To the credit of director Enya Baroux, who co-wrote the script with Martin Darondeau and Philippe Barrière, Bon Voyage, Marie (On Ira) doesn’t try to artificially magic up some sort of healing of the family’s festering wounds out of nowhere.

Rather, it is content to let them be normal, fallible people who don’t have a family togetherness epiphany but who stumble and takes messy steps backwards and forwards to reach the point where they are more united than they started out by the time they reach Switzerland.

It all complicated, of course, by the fact that Bruno and Anna aren’t aware that they are racing against the clock to get themselves, and while Marie and Rudy are, they differences in perspectives do mean that it takes almost all the trip for the family to reach a point where they actually feel like one.

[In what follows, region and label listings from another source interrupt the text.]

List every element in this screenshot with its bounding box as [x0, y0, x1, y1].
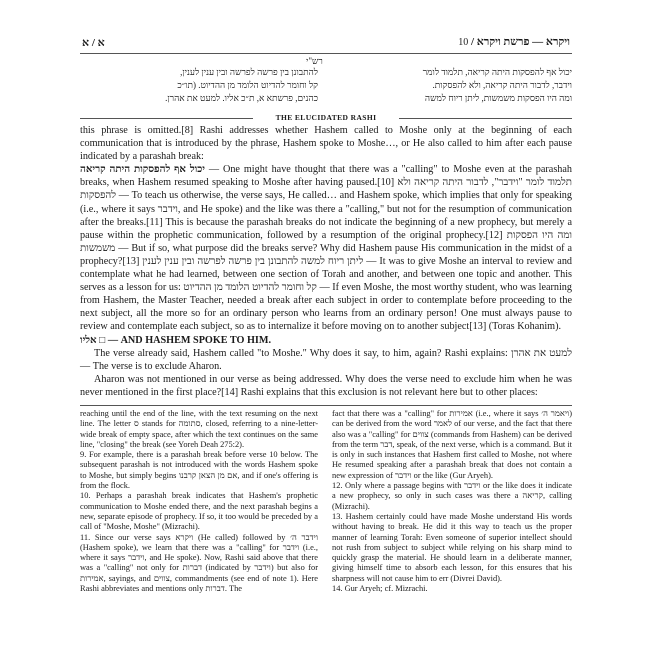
paragraph: The verse already said, Hashem called "to Moshe." Why does it say, to him, again? Rashi explains: למעט את אהרן — The verse is to exclude Aharon. [80, 347, 573, 372]
chapter-verse: א / א [82, 37, 105, 49]
footnote: 12. Only where a passage begins with וידבר or the like does it indicate a new prophecy, so only in such cases was there a קריאה, calling (Mizrachi). [332, 481, 573, 511]
rashi-column-right [326, 66, 572, 105]
paragraph-text: — One might have thought that there was a "calling" to Moshe even at the parashah breaks, when Hashem resumed speaking to Moshe after having paused.[10] תלמוד לומר "וידבר", לדבור היתה קריאה ולא להפסקות — To teach us otherwise, the verse says, He called… and Hashem spoke, which implies that only for speaking (i.e., where it says וידבר, and He spoke) and the like was there a "calling," but not for the resumption of communication after the breaks.[11] This is because the parashah breaks do not indicate the beginning of a new prophecy, but merely a pause within the prophetic communication, followed by a resumption of the original prophecy.[12] ומה היו הפסקות משמשות — But if so, what purpose did the breaks serve? Why did Hashem pause His communication in the midst of a prophecy?[13] ליתן ריוח למשה להתבונן בין פרשה לפרשה ובין ענין לענין — It was to give Moshe an interval to review and contemplate what he had learned, between one section of Torah and another, and between one topic and another. This serves as a lesson for us: קל וחומר להדיוט הלומד מן ההדיוט — If even Moshe, the most worthy student, who was learning from Hashem, the Master Teacher, needed a break after each subject in order to contemplate before proceeding to the next subject, all the more so for an ordinary person who learns from an ordinary person! One must always pause to review and contemplate each subject, so as to internalize it before moving on to another subject[13] (Toras Kohanim). [80, 164, 573, 333]
rashi-line: יכול אף להפסקות היתה קריאה, תלמוד לומר [422, 67, 572, 77]
header-title: ויקרא — פרשת ויקרא [476, 36, 570, 48]
footnote: 10. Perhaps a parashah break indicates that Hashem's prophetic communication to Moshe ended there, and the next parashah begins a new, separate episode of prophecy. If so, it too would be preceded by a call of "Moshe, Moshe" (Mizrachi). [80, 491, 318, 532]
rashi-line: קל וחומר להדיוט הלומד מן ההדיוט. (תו״כ [177, 80, 318, 90]
paragraph [80, 163, 572, 333]
rashi-line: ומה היו הפסקות משמשות, ליתן ריוח למשה [424, 93, 572, 103]
paragraph: this phrase is omitted.[8] Rashi addresses whether Hashem called to Moshe only at the beginning of each communication that is introduced by the phrase, Hashem spoke to Moshe…, or He also called to him after each pause indicated by a parashah break: [80, 125, 572, 163]
rashi-line: וידבר, לדבור היתה קריאה, ולא להפסקות. [432, 80, 572, 90]
running-header: ויקרא — פרשת ויקרא / 10 [458, 36, 570, 48]
section-banner [80, 113, 572, 123]
footnote: 11. Since our verse says ויקרא (He called) followed by וידבר ה׳ (Hashem spoke), we learn that there was a "calling" for וידבר (i.e., where it says וידבר, and He spoke). Now, Rashi said above that there was a "calling" not only for דברות (indicated by וידבר) but also for אמירות, sayings, and צווים, commandments (see end of note 1). Here Rashi abbreviates and mentions only דברות. The [80, 532, 318, 594]
footnote: 13. Hashem certainly could have made Moshe understand His words without having to break. He did it this way to teach us the proper manner of learning Torah: Even someone of superior intellect should not rush from subject to subject while relying on his sharp mind to quickly grasp the material. He should learn in a deliberate manner, giving himself time to absorb each lesson, for this ensures that his sharpness will not cause him to err (Divrei David). [332, 511, 572, 583]
rashi-label: רש"י [306, 56, 323, 66]
rashi-column-left [80, 66, 318, 105]
header-rule [80, 53, 572, 54]
footnote-rule [80, 405, 572, 406]
paragraph: Aharon was not mentioned in our verse as being addressed. Why does the verse need to exclude him when he was never mentioned in the first place?[14] Rashi explains that this exclusion is not relevant here but to other places: [80, 373, 572, 398]
page-number: 10 [458, 37, 469, 48]
footnote: 9. For example, there is a parashah break before verse 10 below. The subsequent parashah is not introduced with the words Hashem spoke to Moshe, but simply begins אם מן הצאן קרבנו, and if one's offering is from the flock. [80, 450, 318, 491]
banner-rule-right [399, 118, 572, 119]
banner-text: THE ELUCIDATED RASHI [275, 113, 377, 122]
footnotes-left [80, 409, 318, 594]
footnote: 14. Gur Aryeh; cf. Mizrachi. [332, 584, 428, 594]
rashi-line: כהנים, פרשתא א, ת״כ אליו. למעט את אהרן. [165, 93, 318, 103]
rashi-line: להתבונן בין פרשה לפרשה ובין ענין לענין, [180, 67, 318, 77]
elucidation-body [80, 124, 572, 399]
lemma-heading: אליו □ — AND HASHEM SPOKE TO HIM. [80, 334, 272, 346]
footnote: fact that there was a "calling" for אמירות (i.e., where it says ויאמר ה׳) can be derived from the word לאמר of our verse, and the fact that there also was a "calling" for צווים (commands from Hashem) can be derived from the term דבר, speak, of the next verse, which is a command. But it is only in such instances that Hashem first called to Moshe, not where He resumed speaking after a parashah break that does not contain a new expression of וידבר or the like (Gur Aryeh). [332, 409, 572, 480]
footnotes-right [332, 409, 572, 594]
footnote: reaching until the end of the line, with the text resuming on the next line. The letter ס stands for סתומה, closed, referring to a nine-letter-wide break of empty space, after which the text continues on the same line, "closing" the break (see Yoreh Deah 275:2). [80, 409, 318, 449]
hebrew-lemma: יכול אף להפסקות היתה קריאה [80, 164, 205, 176]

When the truth is revealed, and it doesn’t happen as Rudy wanted, with Marie sitting every down and quietly sharing with her loved ones, but messily and accidentally, leading to all kinds of temporary schisms and issues at a point when Marie really can’t afford them.

Well, not technically anyway.

But as Bon Voyage, Marie (On Ira) demonstrates with empathy, sparkling humour and deftly placed friction, life rarely plays out to a schedule that suits you, and as Marie’s family sorts through issues long denied a resolution, both before and after they know the true state of her health, it becomes apparent that they will be okay.

At least enough to weather the coming storm of grief and loss, and to expand to include Rudy who, like it or not at first, ends up a part of a family which needs to reorient itself when its oldest member is no longer present.

A pitch perfect exploration of not knowing what you’ve until it’s gone, or almost, with the family getting up to speed with what really matters just in time, Bon Voyage, Marie (On Ira) has you laughing one moment, glorying in the closeness of in-jokes and cosy connection and then aching as four people try to find their way to each other before one of them is no longer there to be found.

Remarkably for a movie with such a mortally emphatic finish line, Bon Voyage, Marie (On Ira) spends much of its time celebrating the good times of life than not, sparkling with buoyant humour and a keen sense of how wondrously good it can be to be part of a family even when tensions abound and perspectives clash.

The film recognises that love can exist and even flourish even when the people who share it are at cross purposes, but even more so when sanity prevails, sober truths are shared and when all the barriers that once separated people fall way and what matters, what sits at their heart of their sometimes fractious connection, takes primacy.

Bon Voyage, Marie (On Ira) is a laugh, a cry, a hug and a furious argument but all of it folded into something very real and relatable, a film that makes you laugh in wry recognition, cry with shared grief and loss and enjoy watching four people discover that biological and found families can be equally as powerful and necessary when the situation asks for it.

Deftly balancing humour and heart, joy and sorrow and a sizeable amount of readily accessible humanity, Bon Voyage, Marie (On Ira) is one of those movies that ultimately lifts the spirit as it reminds viewers with real empathy and meaningful insight that though life can be an end to things, it can also be a beginning and that while the transition between the two can be ultimately hard and sorrowful, it can ultimately give you far more than it takes away.